Gavin P Andrews
Queen’s University Belfast, Ireland
Dr Andrews is a Senior Lecturer in Pharmaceutics and holds a Royal Society Industrial Fellowship. His research interests are in solid dosage forms, biomaterials and semisolid drug delivery platforms. Dr Andrews has secured external funding from a variety of sources including highly competitive awards from EPSRC, EU, The Wellcome Trust, The Royal Society and major multinational pharmaceutical companies. Dr Andrews sits on the editorial advisory board of Drug Development and Industrial Pharmacy and the Journal of Pharmacy and Pharmacology. Dr Andrews has published his research in internationally peer-reviewed pharmaceutics journals and has been invited to present his work at both national and international conferences.

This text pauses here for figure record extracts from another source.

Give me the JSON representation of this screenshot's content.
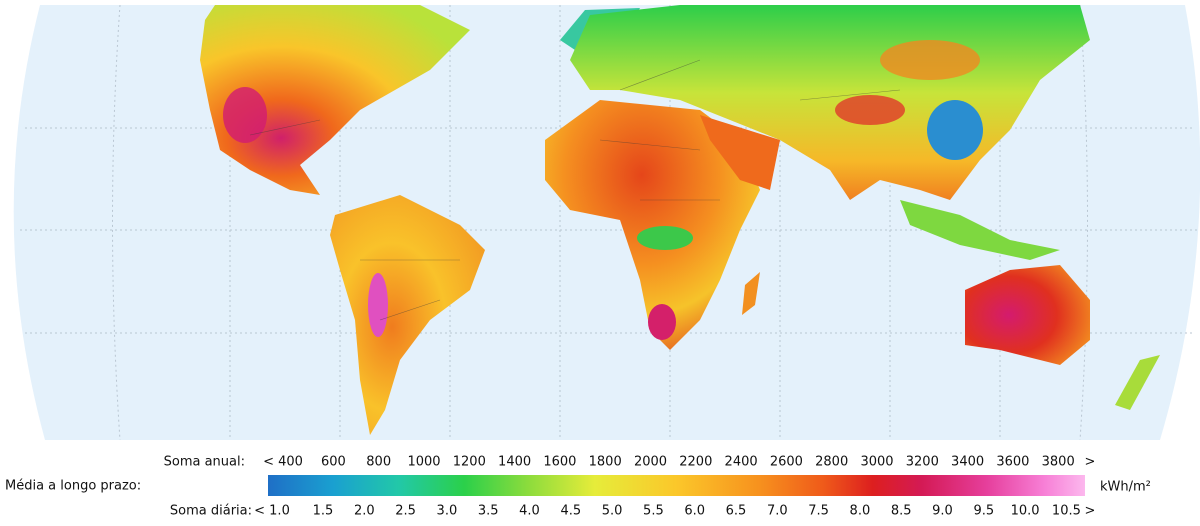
{
  "legend": {
    "annual_title": "Soma anual:",
    "annual_labels": [
      "< 400",
      "600",
      "800",
      "1000",
      "1200",
      "1400",
      "1600",
      "1800",
      "2000",
      "2200",
      "2400",
      "2600",
      "2800",
      "3000",
      "3200",
      "3400",
      "3600",
      "3800",
      ">"
    ],
    "mean_title": "Média a longo prazo:",
    "unit": "kWh/m²",
    "daily_title": "Soma diária:",
    "daily_labels": [
      "< 1.0",
      "1.5",
      "2.0",
      "2.5",
      "3.0",
      "3.5",
      "4.0",
      "4.5",
      "5.0",
      "5.5",
      "6.0",
      "6.5",
      "7.0",
      "7.5",
      "8.0",
      "8.5",
      "9.0",
      "9.5",
      "10.0",
      "10.5",
      ">"
    ]
  }
}
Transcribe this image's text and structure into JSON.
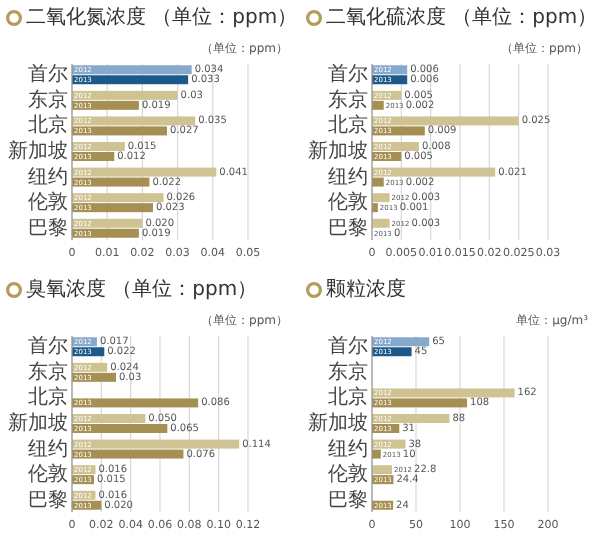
{
  "chart_data": [
    {
      "type": "bar",
      "orientation": "horizontal",
      "title": "二氧化氮浓度 （单位：ppm）",
      "annotations": [
        "（单位：ppm）"
      ],
      "categories": [
        "首尔",
        "东京",
        "北京",
        "新加坡",
        "纽约",
        "伦敦",
        "巴黎"
      ],
      "xlim": [
        0,
        0.05
      ],
      "xticks": [
        0,
        0.01,
        0.02,
        0.03,
        0.04,
        0.05
      ],
      "grid": "x",
      "series": [
        {
          "name": "2012",
          "colors": [
            "#86a9cc",
            "#cfc293",
            "#cfc293",
            "#cfc293",
            "#cfc293",
            "#cfc293",
            "#cfc293"
          ],
          "values": [
            0.034,
            0.03,
            0.035,
            0.015,
            0.041,
            0.026,
            0.02
          ],
          "value_labels": [
            "0.034",
            "0.03",
            "0.035",
            "0.015",
            "0.041",
            "0.026",
            "0.020"
          ]
        },
        {
          "name": "2013",
          "colors": [
            "#1d5a8a",
            "#a68f52",
            "#a68f52",
            "#a68f52",
            "#a68f52",
            "#a68f52",
            "#a68f52"
          ],
          "values": [
            0.033,
            0.019,
            0.027,
            0.012,
            0.022,
            0.023,
            0.019
          ],
          "value_labels": [
            "0.033",
            "0.019",
            "0.027",
            "0.012",
            "0.022",
            "0.023",
            "0.019"
          ]
        }
      ]
    },
    {
      "type": "bar",
      "orientation": "horizontal",
      "title": "二氧化硫浓度 （单位：ppm）",
      "annotations": [
        "（单位：ppm）"
      ],
      "categories": [
        "首尔",
        "东京",
        "北京",
        "新加坡",
        "纽约",
        "伦敦",
        "巴黎"
      ],
      "xlim": [
        0,
        0.03
      ],
      "xticks": [
        0,
        0.005,
        0.01,
        0.015,
        0.02,
        0.025,
        0.03
      ],
      "grid": "x",
      "series": [
        {
          "name": "2012",
          "colors": [
            "#86a9cc",
            "#cfc293",
            "#cfc293",
            "#cfc293",
            "#cfc293",
            "#cfc293",
            "#cfc293"
          ],
          "values": [
            0.006,
            0.005,
            0.025,
            0.008,
            0.021,
            0.003,
            0.003
          ],
          "value_labels": [
            "0.006",
            "0.005",
            "0.025",
            "0.008",
            "0.021",
            "0.003",
            "0.003"
          ]
        },
        {
          "name": "2013",
          "colors": [
            "#1d5a8a",
            "#a68f52",
            "#a68f52",
            "#a68f52",
            "#a68f52",
            "#a68f52",
            "#a68f52"
          ],
          "values": [
            0.006,
            0.002,
            0.009,
            0.005,
            0.002,
            0.001,
            0
          ],
          "value_labels": [
            "0.006",
            "0.002",
            "0.009",
            "0.005",
            "0.002",
            "0.001",
            "0"
          ]
        }
      ]
    },
    {
      "type": "bar",
      "orientation": "horizontal",
      "title": "臭氧浓度 （单位：ppm）",
      "annotations": [
        "（单位：ppm）"
      ],
      "categories": [
        "首尔",
        "东京",
        "北京",
        "新加坡",
        "纽约",
        "伦敦",
        "巴黎"
      ],
      "xlim": [
        0,
        0.12
      ],
      "xticks": [
        0,
        0.02,
        0.04,
        0.06,
        0.08,
        {
          "value": 0.1,
          "label": "0.10"
        },
        0.12
      ],
      "grid": "x",
      "series": [
        {
          "name": "2012",
          "colors": [
            "#86a9cc",
            "#cfc293",
            null,
            "#cfc293",
            "#cfc293",
            "#cfc293",
            "#cfc293"
          ],
          "values": [
            0.017,
            0.024,
            null,
            0.05,
            0.114,
            0.016,
            0.016
          ],
          "value_labels": [
            "0.017",
            "0.024",
            null,
            "0.050",
            "0.114",
            "0.016",
            "0.016"
          ]
        },
        {
          "name": "2013",
          "colors": [
            "#1d5a8a",
            "#a68f52",
            "#a68f52",
            "#a68f52",
            "#a68f52",
            "#a68f52",
            "#a68f52"
          ],
          "values": [
            0.022,
            0.03,
            0.086,
            0.065,
            0.076,
            0.015,
            0.02
          ],
          "value_labels": [
            "0.022",
            "0.03",
            "0.086",
            "0.065",
            "0.076",
            "0.015",
            "0.020"
          ]
        }
      ]
    },
    {
      "type": "bar",
      "orientation": "horizontal",
      "title": "颗粒浓度",
      "annotations": [
        "单位：μg/m³"
      ],
      "categories": [
        "首尔",
        "东京",
        "北京",
        "新加坡",
        "纽约",
        "伦敦",
        "巴黎"
      ],
      "xlim": [
        0,
        200
      ],
      "xticks": [
        0,
        50,
        100,
        150,
        200
      ],
      "grid": "x",
      "series": [
        {
          "name": "2012",
          "colors": [
            "#86a9cc",
            null,
            "#cfc293",
            "#cfc293",
            "#cfc293",
            "#cfc293",
            null
          ],
          "values": [
            65,
            null,
            162,
            88,
            38,
            22.8,
            null
          ],
          "value_labels": [
            "65",
            null,
            "162",
            "88",
            "38",
            "22.8",
            null
          ]
        },
        {
          "name": "2013",
          "colors": [
            "#1d5a8a",
            null,
            "#a68f52",
            "#a68f52",
            "#a68f52",
            "#a68f52",
            "#a68f52"
          ],
          "values": [
            45,
            null,
            108,
            31,
            10,
            24.4,
            24
          ],
          "value_labels": [
            "45",
            null,
            "108",
            "31",
            "10",
            "24.4",
            "24"
          ]
        }
      ]
    }
  ]
}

With the advent of high throughput screening and combinatorial chemistry, there are now many drug compounds that exhibit poor bioavailability due to limited intestinal fluid solubility. Improving the solubility of these compounds is one of the major challenges facing the pharmaceutical industry. Numerous methods have been employed to increase the solubility of these drugs, one of which is the use of solid drug dispersions. Typically, solid dispersions are prepared using organic solvents, but this is problematic because of environmental and toxicological issues. Additionally, process scale-up is often difficult. Over the last decade hot-melt extrusion (HME) has been actively adapted for pharmaceutical purposes resulting in a renewed interest in use of solid dispersions as a way to improve the solubility of poorly water-soluble drugs. HME is a continuous process offering several manufacturing advantages. Successful commercial applications of solid dispersions produced by hot-melt extrusion, such as Kaletra®, show the potential of this technology in bringing new drugs to market. This presentation provides a background on solid dispersions and HME, and subsequently evaluates the research being conducted in this area for the purpose of enhancing the solubility of poorly water-soluble drugs. Much of the research thus far has focused on assessing the performance of various hydrophilic polymers as carrier platforms. However, more recently the effects of process/formulation factors have been investigated. It is anticipated that over the next five years the full potential of HME will be realised with more drugs being successfully formulated as solid dispersions and subsequently marketed.